17 de junho de 2023 às 14h30 Por Heron Cid

Li a manchete no Portal MaisPB. Chequei em outros concorrentes. A curiosidade era para identificar a gravidade do crime cometido pelo “policial Caio”, ou “Caio da Federal”, para merecer desfecho da punição de uma sumária demissão, incomum no serviço público brasileiro, complacente com todo tipo de coisa.

Pergunto antes de continuar: você já viu por aí algum servidor público concursado ser exonerado, a não ser depois de anos de recursos e de ter cometido as piores atrocidades contra o erário?

Ao final da pesquisa sobre o processo, a constatação: Caio Márcio Ângelo de Sousa foi exonerado pelo ministro da Justiça, Flávio Dino, pelo uso indevido do cargo “com o fim, ostensivo ou velado, de obter proveito de natureza político-partidária, para si”. Argumento subjetivo e questionável para tão grave medida.

Pensei. Como agente de polícia com 26 anos de serviços, deve ter praticado extorsão ou corrupção, recebido propina, usado o cargo para perseguir e constranger adversários, revelado informações sigilosas de investigações ou armado operação para benefício próprio.

Não. Até onde se apura, o único “crime” foi ter usado a expressão “da Federal” como plataforma de pré-campanha. Advertido pelo Ministério Público Federal e Tribunal Regional Eleitoral, o agente passou a se valer do termo “policial Caio”.

Durante a campanha, um partidário fez um vídeo com a camisa contendo a expressão “Caio da Federal”, e o então candidato, inadvertidamente, repostou. Pronto. O MPF entendeu como reincidência, pediu e a Polícia Federal abriu processo administrativo, que culminou com parecer da Advocacia Geral da União e demissão pelo Ministério da Justiça. Nenhuma outra pena alternativa. Rua.

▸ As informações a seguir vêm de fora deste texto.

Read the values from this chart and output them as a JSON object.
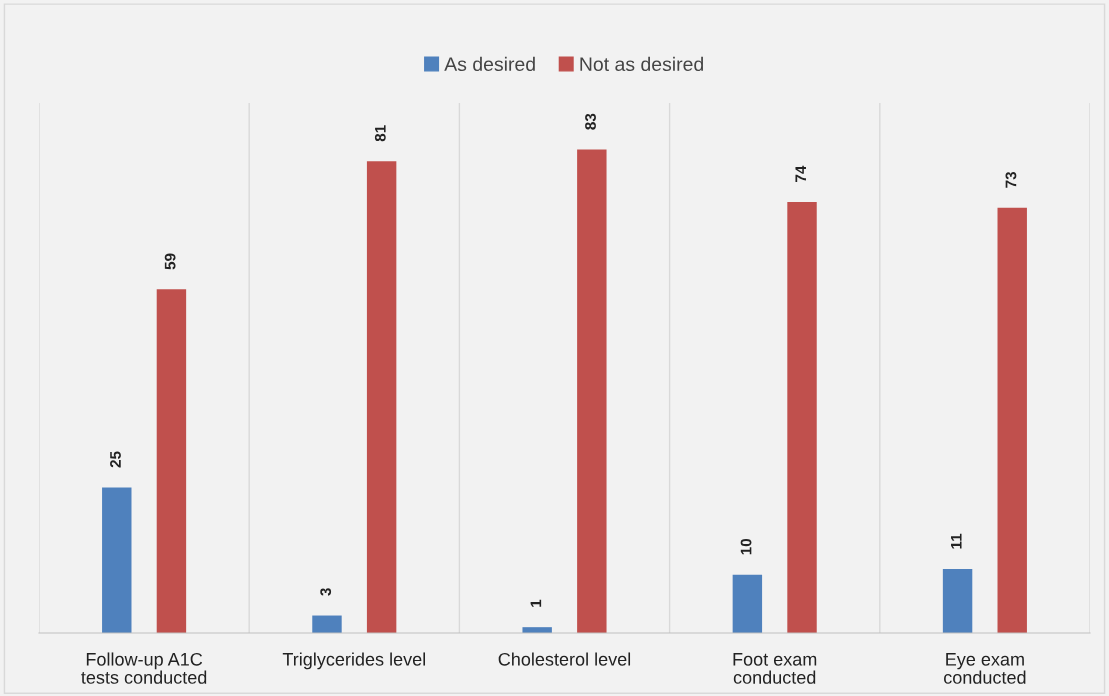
{
  "chart_data": {
    "type": "bar",
    "categories": [
      "Follow-up A1C\ntests conducted",
      "Triglycerides level",
      "Cholesterol level",
      "Foot exam\nconducted",
      "Eye exam\nconducted"
    ],
    "series": [
      {
        "name": "As desired",
        "color": "#4f81bd",
        "values": [
          25,
          3,
          1,
          10,
          11
        ]
      },
      {
        "name": "Not as desired",
        "color": "#c0504d",
        "values": [
          59,
          81,
          83,
          74,
          73
        ]
      }
    ],
    "ylim": [
      0,
      91
    ],
    "tick_labels": "x",
    "data_labels": true,
    "legend": "top",
    "grid": "x"
  }
}
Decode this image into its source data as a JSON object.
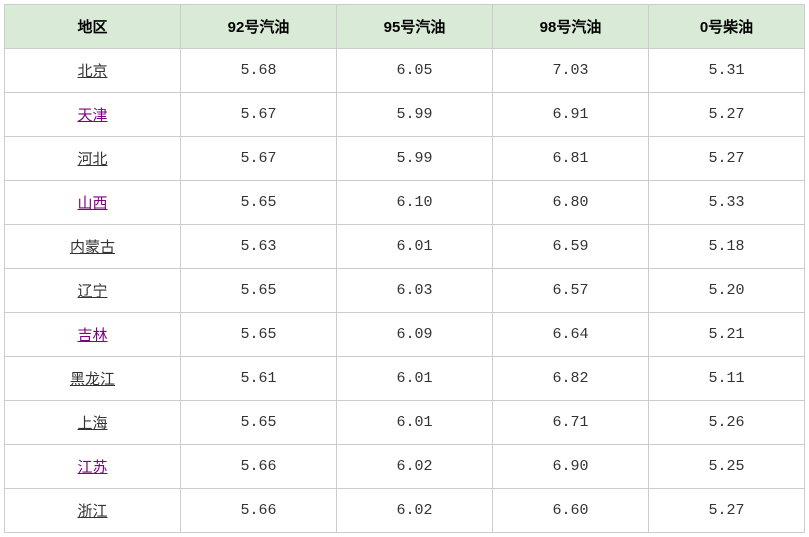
{
  "table": {
    "header_bg": "#d9ead6",
    "border_color": "#cccccc",
    "cell_bg": "#ffffff",
    "visited_link_color": "#800080",
    "unvisited_link_color": "#333333",
    "columns": [
      {
        "label": "地区"
      },
      {
        "label": "92号汽油"
      },
      {
        "label": "95号汽油"
      },
      {
        "label": "98号汽油"
      },
      {
        "label": "0号柴油"
      }
    ],
    "rows": [
      {
        "region": "北京",
        "visited": false,
        "v92": "5.68",
        "v95": "6.05",
        "v98": "7.03",
        "v0": "5.31"
      },
      {
        "region": "天津",
        "visited": true,
        "v92": "5.67",
        "v95": "5.99",
        "v98": "6.91",
        "v0": "5.27"
      },
      {
        "region": "河北",
        "visited": false,
        "v92": "5.67",
        "v95": "5.99",
        "v98": "6.81",
        "v0": "5.27"
      },
      {
        "region": "山西",
        "visited": true,
        "v92": "5.65",
        "v95": "6.10",
        "v98": "6.80",
        "v0": "5.33"
      },
      {
        "region": "内蒙古",
        "visited": false,
        "v92": "5.63",
        "v95": "6.01",
        "v98": "6.59",
        "v0": "5.18"
      },
      {
        "region": "辽宁",
        "visited": false,
        "v92": "5.65",
        "v95": "6.03",
        "v98": "6.57",
        "v0": "5.20"
      },
      {
        "region": "吉林",
        "visited": true,
        "v92": "5.65",
        "v95": "6.09",
        "v98": "6.64",
        "v0": "5.21"
      },
      {
        "region": "黑龙江",
        "visited": false,
        "v92": "5.61",
        "v95": "6.01",
        "v98": "6.82",
        "v0": "5.11"
      },
      {
        "region": "上海",
        "visited": false,
        "v92": "5.65",
        "v95": "6.01",
        "v98": "6.71",
        "v0": "5.26"
      },
      {
        "region": "江苏",
        "visited": true,
        "v92": "5.66",
        "v95": "6.02",
        "v98": "6.90",
        "v0": "5.25"
      },
      {
        "region": "浙江",
        "visited": false,
        "v92": "5.66",
        "v95": "6.02",
        "v98": "6.60",
        "v0": "5.27"
      }
    ]
  }
}
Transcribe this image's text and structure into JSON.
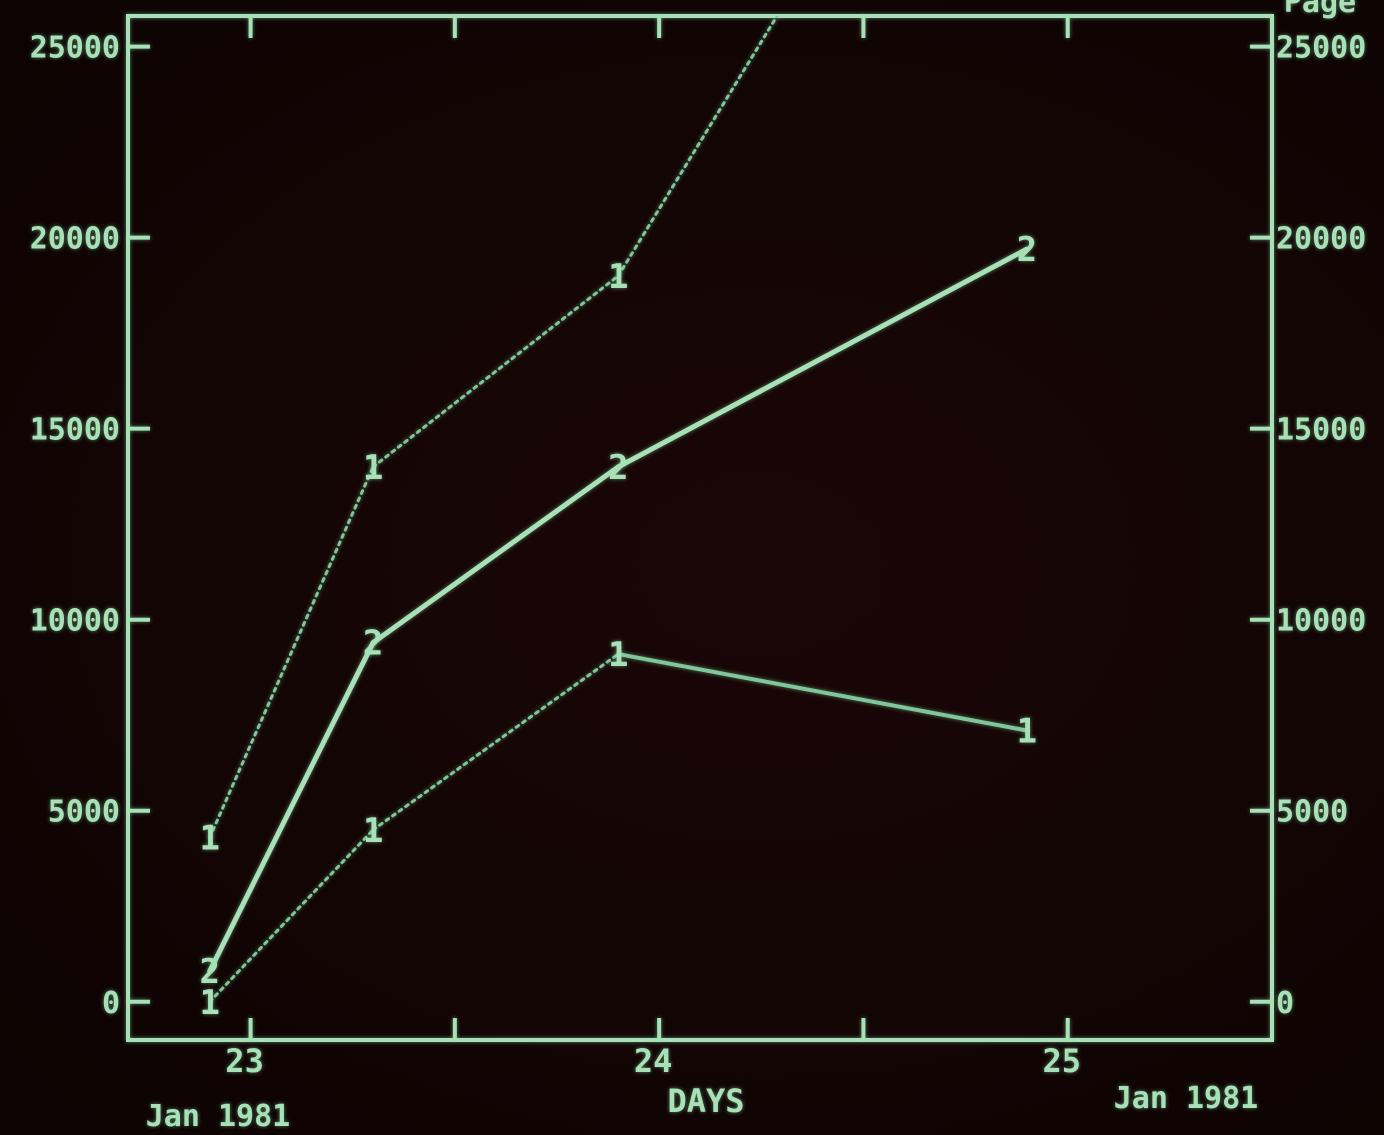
{
  "colors": {
    "phosphor": "#a8e0b8",
    "phosphor_dim": "#7fc79a",
    "background": "#140605"
  },
  "header": {
    "left_title": "",
    "right_title": "Page"
  },
  "chart_data": {
    "type": "line",
    "xlabel": "DAYS",
    "x_date_left": "Jan 1981",
    "x_date_right": "Jan 1981",
    "x_ticks": [
      "23",
      "24",
      "25"
    ],
    "xlim": [
      22.7,
      25.5
    ],
    "ylim": [
      -1000,
      25800
    ],
    "y_ticks_left": [
      "0",
      "5000",
      "10000",
      "15000",
      "20000",
      "25000"
    ],
    "y_ticks_right": [
      "0",
      "5000",
      "10000",
      "15000",
      "20000",
      "25000"
    ],
    "grid": false,
    "series": [
      {
        "marker": "1",
        "style": "dotted",
        "x": [
          22.9,
          23.3,
          23.9,
          24.3
        ],
        "y": [
          4300,
          14000,
          19000,
          26000
        ]
      },
      {
        "marker": "2",
        "style": "solid",
        "x": [
          22.9,
          23.3,
          23.9,
          24.9
        ],
        "y": [
          800,
          9400,
          14000,
          19700
        ]
      },
      {
        "marker": "1",
        "style": "mixed",
        "x": [
          22.9,
          23.3,
          23.9,
          24.9
        ],
        "y": [
          0,
          4500,
          9100,
          7100
        ]
      }
    ]
  }
}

Se essa lógica prevalecer, milhares de candidatos, inclusive na Paraíba, não poderiam usar suas patentes como cartões de apresentação. Sargento Dênis ou Tenente Rebeca, por exemplo, são expressões que, implicitamente, os associam à Polícia Militar da Paraíba. É uso indevido da função?

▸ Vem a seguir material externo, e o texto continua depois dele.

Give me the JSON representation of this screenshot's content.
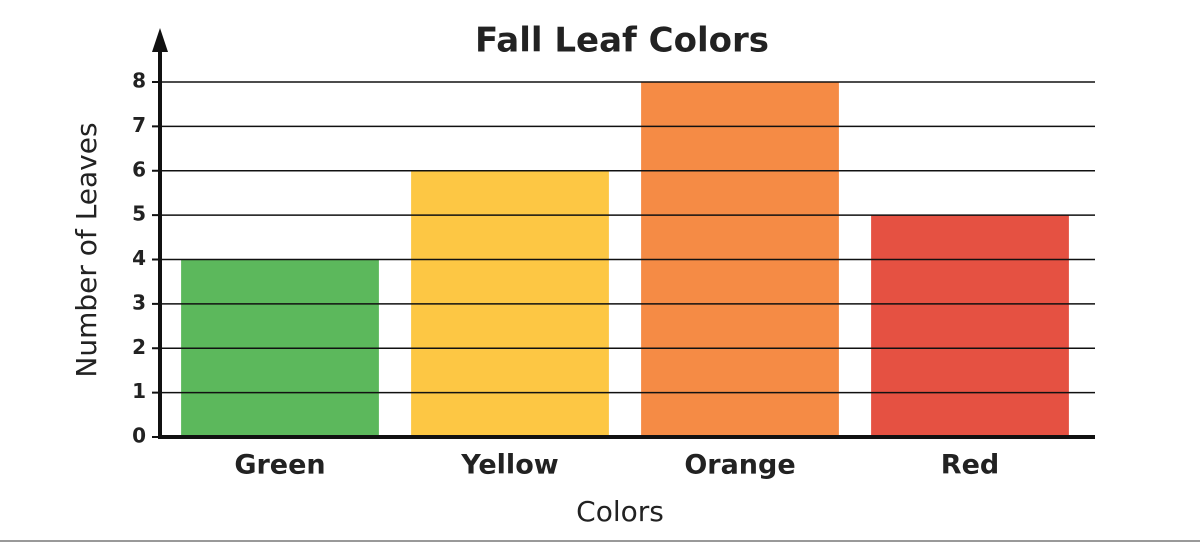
{
  "chart_data": {
    "type": "bar",
    "title": "Fall Leaf Colors",
    "x_label": "Colors",
    "y_label": "Number of Leaves",
    "categories": [
      "Green",
      "Yellow",
      "Orange",
      "Red"
    ],
    "values": [
      4,
      6,
      8,
      5
    ],
    "colors": [
      "#5cb85c",
      "#fdc744",
      "#f58b45",
      "#e55142"
    ],
    "ylim": [
      0,
      8
    ],
    "yticks": [
      0,
      1,
      2,
      3,
      4,
      5,
      6,
      7,
      8
    ],
    "grid": true
  }
}
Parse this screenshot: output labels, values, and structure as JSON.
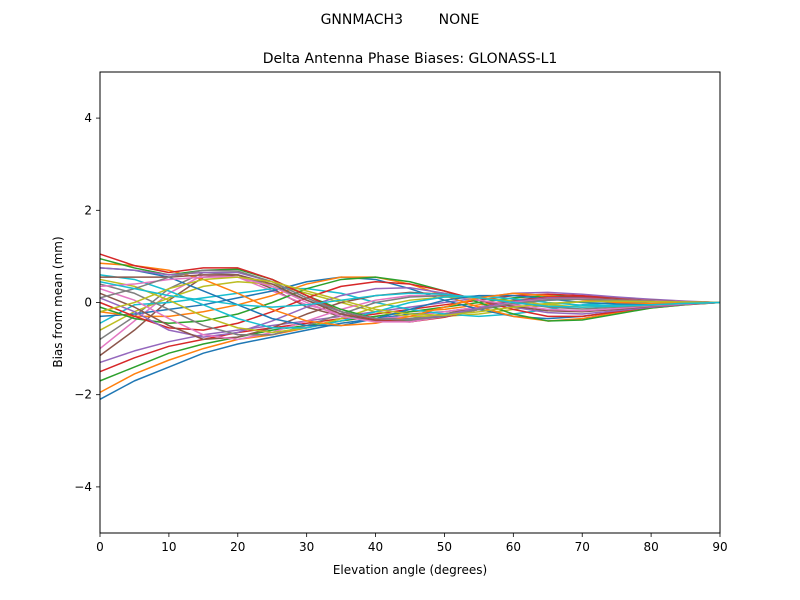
{
  "chart_data": {
    "type": "line",
    "suptitle": "GNNMACH3        NONE",
    "title": "Delta Antenna Phase Biases: GLONASS-L1",
    "xlabel": "Elevation angle (degrees)",
    "ylabel": "Bias from mean (mm)",
    "xlim": [
      0,
      90
    ],
    "ylim": [
      -5,
      5
    ],
    "xticks": [
      0,
      10,
      20,
      30,
      40,
      50,
      60,
      70,
      80,
      90
    ],
    "yticks": [
      -4,
      -2,
      0,
      2,
      4
    ],
    "grid": false,
    "legend": "none",
    "x": [
      0,
      5,
      10,
      15,
      20,
      25,
      30,
      35,
      40,
      45,
      50,
      55,
      60,
      65,
      70,
      75,
      80,
      85,
      90
    ],
    "colors": [
      "#1f77b4",
      "#ff7f0e",
      "#2ca02c",
      "#d62728",
      "#9467bd",
      "#8c564b",
      "#e377c2",
      "#7f7f7f",
      "#bcbd22",
      "#17becf"
    ],
    "series": [
      {
        "values": [
          -2.1,
          -1.7,
          -1.4,
          -1.1,
          -0.9,
          -0.75,
          -0.6,
          -0.45,
          -0.35,
          -0.25,
          -0.2,
          -0.1,
          0.0,
          0.05,
          0.08,
          0.08,
          0.05,
          0.02,
          0.0
        ]
      },
      {
        "values": [
          -1.95,
          -1.55,
          -1.25,
          -1.0,
          -0.8,
          -0.7,
          -0.55,
          -0.4,
          -0.3,
          -0.2,
          -0.15,
          -0.05,
          0.05,
          0.1,
          0.1,
          0.07,
          0.04,
          0.02,
          0.0
        ]
      },
      {
        "values": [
          -1.7,
          -1.4,
          -1.1,
          -0.9,
          -0.75,
          -0.6,
          -0.5,
          -0.4,
          -0.3,
          -0.2,
          -0.1,
          0.0,
          0.1,
          0.15,
          0.12,
          0.08,
          0.05,
          0.02,
          0.0
        ]
      },
      {
        "values": [
          -1.5,
          -1.2,
          -0.95,
          -0.8,
          -0.65,
          -0.55,
          -0.45,
          -0.35,
          -0.25,
          -0.15,
          -0.05,
          0.05,
          0.15,
          0.18,
          0.15,
          0.1,
          0.06,
          0.02,
          0.0
        ]
      },
      {
        "values": [
          -1.3,
          -1.05,
          -0.85,
          -0.7,
          -0.6,
          -0.5,
          -0.4,
          -0.3,
          -0.2,
          -0.1,
          0.0,
          0.1,
          0.2,
          0.22,
          0.18,
          0.12,
          0.07,
          0.03,
          0.0
        ]
      },
      {
        "values": [
          -1.15,
          -0.6,
          0.05,
          0.55,
          0.6,
          0.3,
          -0.1,
          -0.3,
          -0.4,
          -0.35,
          -0.25,
          -0.1,
          0.05,
          0.12,
          0.12,
          0.08,
          0.05,
          0.02,
          0.0
        ]
      },
      {
        "values": [
          -1.0,
          -0.4,
          0.2,
          0.6,
          0.55,
          0.25,
          -0.05,
          -0.25,
          -0.35,
          -0.3,
          -0.2,
          -0.1,
          0.0,
          0.08,
          0.1,
          0.07,
          0.04,
          0.02,
          0.0
        ]
      },
      {
        "values": [
          -0.8,
          -0.3,
          0.3,
          0.65,
          0.6,
          0.35,
          0.05,
          -0.2,
          -0.35,
          -0.35,
          -0.25,
          -0.15,
          -0.05,
          0.05,
          0.08,
          0.06,
          0.03,
          0.01,
          0.0
        ]
      },
      {
        "values": [
          -0.6,
          -0.2,
          0.1,
          0.35,
          0.45,
          0.4,
          0.2,
          0.0,
          -0.2,
          -0.3,
          -0.3,
          -0.25,
          -0.15,
          -0.05,
          0.02,
          0.04,
          0.03,
          0.01,
          0.0
        ]
      },
      {
        "values": [
          -0.45,
          -0.05,
          0.0,
          0.1,
          0.2,
          0.3,
          0.3,
          0.2,
          0.0,
          -0.15,
          -0.25,
          -0.3,
          -0.25,
          -0.15,
          -0.05,
          0.0,
          0.02,
          0.01,
          0.0
        ]
      },
      {
        "values": [
          -0.3,
          -0.25,
          -0.15,
          -0.05,
          0.1,
          0.25,
          0.45,
          0.55,
          0.5,
          0.3,
          0.05,
          -0.15,
          -0.3,
          -0.35,
          -0.3,
          -0.2,
          -0.1,
          -0.04,
          0.0
        ]
      },
      {
        "values": [
          -0.2,
          -0.3,
          -0.3,
          -0.2,
          -0.05,
          0.15,
          0.4,
          0.55,
          0.55,
          0.4,
          0.15,
          -0.1,
          -0.3,
          -0.4,
          -0.35,
          -0.22,
          -0.12,
          -0.05,
          0.0
        ]
      },
      {
        "values": [
          -0.1,
          -0.35,
          -0.45,
          -0.4,
          -0.25,
          0.0,
          0.3,
          0.5,
          0.55,
          0.45,
          0.25,
          0.0,
          -0.25,
          -0.4,
          -0.38,
          -0.25,
          -0.12,
          -0.05,
          0.0
        ]
      },
      {
        "values": [
          0.0,
          -0.3,
          -0.55,
          -0.6,
          -0.45,
          -0.2,
          0.1,
          0.35,
          0.45,
          0.4,
          0.25,
          0.05,
          -0.15,
          -0.3,
          -0.3,
          -0.2,
          -0.1,
          -0.04,
          0.0
        ]
      },
      {
        "values": [
          0.1,
          -0.2,
          -0.6,
          -0.75,
          -0.65,
          -0.4,
          -0.1,
          0.15,
          0.3,
          0.32,
          0.2,
          0.05,
          -0.1,
          -0.22,
          -0.25,
          -0.18,
          -0.1,
          -0.04,
          0.0
        ]
      },
      {
        "values": [
          0.2,
          -0.1,
          -0.5,
          -0.8,
          -0.75,
          -0.55,
          -0.25,
          0.0,
          0.15,
          0.22,
          0.18,
          0.05,
          -0.08,
          -0.18,
          -0.2,
          -0.15,
          -0.08,
          -0.03,
          0.0
        ]
      },
      {
        "values": [
          0.3,
          0.05,
          -0.35,
          -0.7,
          -0.8,
          -0.65,
          -0.4,
          -0.15,
          0.05,
          0.15,
          0.15,
          0.05,
          -0.05,
          -0.15,
          -0.18,
          -0.13,
          -0.07,
          -0.03,
          0.0
        ]
      },
      {
        "values": [
          0.4,
          0.2,
          -0.15,
          -0.5,
          -0.7,
          -0.7,
          -0.5,
          -0.25,
          0.0,
          0.12,
          0.15,
          0.1,
          0.0,
          -0.1,
          -0.14,
          -0.1,
          -0.06,
          -0.02,
          0.0
        ]
      },
      {
        "values": [
          0.5,
          0.35,
          0.05,
          -0.3,
          -0.55,
          -0.65,
          -0.55,
          -0.35,
          -0.1,
          0.05,
          0.12,
          0.1,
          0.03,
          -0.05,
          -0.1,
          -0.08,
          -0.05,
          -0.02,
          0.0
        ]
      },
      {
        "values": [
          0.6,
          0.5,
          0.25,
          -0.05,
          -0.35,
          -0.55,
          -0.55,
          -0.4,
          -0.2,
          0.0,
          0.12,
          0.14,
          0.08,
          0.0,
          -0.06,
          -0.06,
          -0.04,
          -0.02,
          0.0
        ]
      },
      {
        "values": [
          0.75,
          0.7,
          0.55,
          0.25,
          -0.05,
          -0.35,
          -0.5,
          -0.5,
          -0.35,
          -0.15,
          0.05,
          0.15,
          0.15,
          0.08,
          0.0,
          -0.03,
          -0.03,
          -0.01,
          0.0
        ]
      },
      {
        "values": [
          0.85,
          0.8,
          0.7,
          0.5,
          0.2,
          -0.15,
          -0.4,
          -0.5,
          -0.45,
          -0.3,
          -0.1,
          0.1,
          0.2,
          0.15,
          0.06,
          0.0,
          -0.02,
          -0.01,
          0.0
        ]
      },
      {
        "values": [
          0.95,
          0.75,
          0.6,
          0.7,
          0.72,
          0.5,
          0.15,
          -0.15,
          -0.35,
          -0.4,
          -0.3,
          -0.15,
          0.0,
          0.1,
          0.1,
          0.06,
          0.03,
          0.01,
          0.0
        ]
      },
      {
        "values": [
          1.05,
          0.8,
          0.65,
          0.75,
          0.75,
          0.5,
          0.15,
          -0.2,
          -0.38,
          -0.42,
          -0.32,
          -0.15,
          0.02,
          0.12,
          0.12,
          0.07,
          0.03,
          0.01,
          0.0
        ]
      },
      {
        "values": [
          0.75,
          0.7,
          0.6,
          0.65,
          0.65,
          0.45,
          0.1,
          -0.2,
          -0.35,
          -0.38,
          -0.28,
          -0.12,
          0.02,
          0.1,
          0.1,
          0.06,
          0.03,
          0.01,
          0.0
        ]
      },
      {
        "values": [
          0.55,
          0.55,
          0.55,
          0.6,
          0.6,
          0.4,
          0.05,
          -0.25,
          -0.4,
          -0.42,
          -0.3,
          -0.15,
          0.0,
          0.08,
          0.09,
          0.06,
          0.03,
          0.01,
          0.0
        ]
      },
      {
        "values": [
          0.35,
          0.4,
          0.5,
          0.55,
          0.55,
          0.35,
          0.0,
          -0.3,
          -0.42,
          -0.42,
          -0.3,
          -0.15,
          0.0,
          0.07,
          0.08,
          0.05,
          0.03,
          0.01,
          0.0
        ]
      },
      {
        "values": [
          0.1,
          0.3,
          0.55,
          0.7,
          0.68,
          0.45,
          0.1,
          -0.2,
          -0.35,
          -0.38,
          -0.3,
          -0.15,
          -0.02,
          0.06,
          0.07,
          0.05,
          0.03,
          0.01,
          0.0
        ]
      },
      {
        "values": [
          -0.2,
          0.0,
          0.3,
          0.5,
          0.55,
          0.45,
          0.25,
          0.05,
          -0.15,
          -0.25,
          -0.28,
          -0.2,
          -0.1,
          -0.02,
          0.02,
          0.03,
          0.02,
          0.01,
          0.0
        ]
      },
      {
        "values": [
          0.45,
          0.3,
          0.15,
          0.05,
          -0.05,
          -0.1,
          -0.05,
          0.05,
          0.15,
          0.2,
          0.18,
          0.1,
          0.0,
          -0.08,
          -0.1,
          -0.08,
          -0.05,
          -0.02,
          0.0
        ]
      }
    ]
  }
}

Tenho divergências políticas com o policial escorraçado, e com ele já tive atritos até no campo profissional, mas ninguém precisa ter qualquer afinidade com o agente degolado para chegar a óbvia conclusão: bolsonarista contumaz, Caio está sendo alvo de explícita retaliação política pelo seu ostensivo apoio ao ex-presidente Jair Bolsonaro (PL).

A punição é tão radical e ideológica quanto Caio. Alguém, de verdade, acha que seu destino seria a demissão se o frágil alegado “uso do cargo” tivesse sido de um apaixonado militante e empedernido cabo eleitoral da campanha de Lula? Um governo que se diz “antifascista” escolhe atitude típica de um Mussolini contra um adversário.

Quem hoje aplaude essa desproporcional pena, por mero prazer pessoal ou vingança política, autoriza, involuntariamente, semelhante arbitrariedade quando a roda gigante da política gira. Para denunciar uma injustiça contra alguém ninguém precisa pensar igual ou partilhar das mesmas convicções. Basta ter senso crítico e de justiça.

Aliás, no Brasil, há algum tempo, já não importa o quê. Depende de quem.